A slow-moving easterly wave that has been trackable for about five days is now arriving at the Yucatan peninsula, with a 1008mb surface low centered on the northern Honduras coast and about 80 miles east of the Belize coast. It is quite unusual to have any noteworthy easterly wave activity so early in the season, and this is the second wave this month. An aircraft recon mission that was planned for the area later this afternoon to get a better assessment of the intensity has been canceled due to proximity to land... will have to wait for its re-emergence into the Bay of Campeche for next flight.
|Early morning visible satellite image of the disturbance. The past track of the center is shown by the black line, the current location is the red L, and the potential future track is in bright green.|
This disturbance has been very slow to develop... one reason is its proximity to land (it tracked over northern South America for the last few days), and another is its low latitude (doesn't get much of a rotational boost from the Coriolis effect). Now, it will be trekking over land again, but could emerge into the Bay of Campeche tomorrow and stand a chance of further development. If it ends up tracking over Mexico, then it is finished.

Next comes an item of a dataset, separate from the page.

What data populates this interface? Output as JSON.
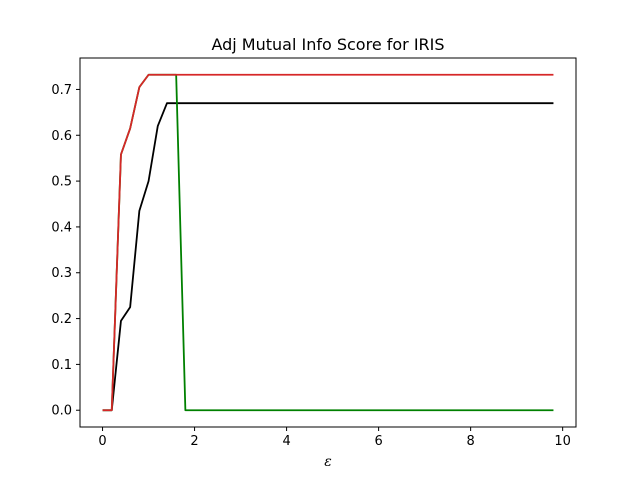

The majority of models keep it right along the extreme southern Bay of Campeche, again too close to land to strengthen much, but still capable of producing a lot of rain. The forecast motion is WNW-NW, which would bring the center into the Tampico, Mexico area on Thursday. There are currently no watches or warnings associated with this disturbance, but as always, you can find the latest watches and warnings on the NHC website.
If this disturbance should reach tropical storm intensity, the next name on the list is Barry. A trivia nugget: Barry is one of the original names introduced to the lists back in 1983. The only "B" storm to get retired since the modern era of naming began in 1979 is Bob in 1991.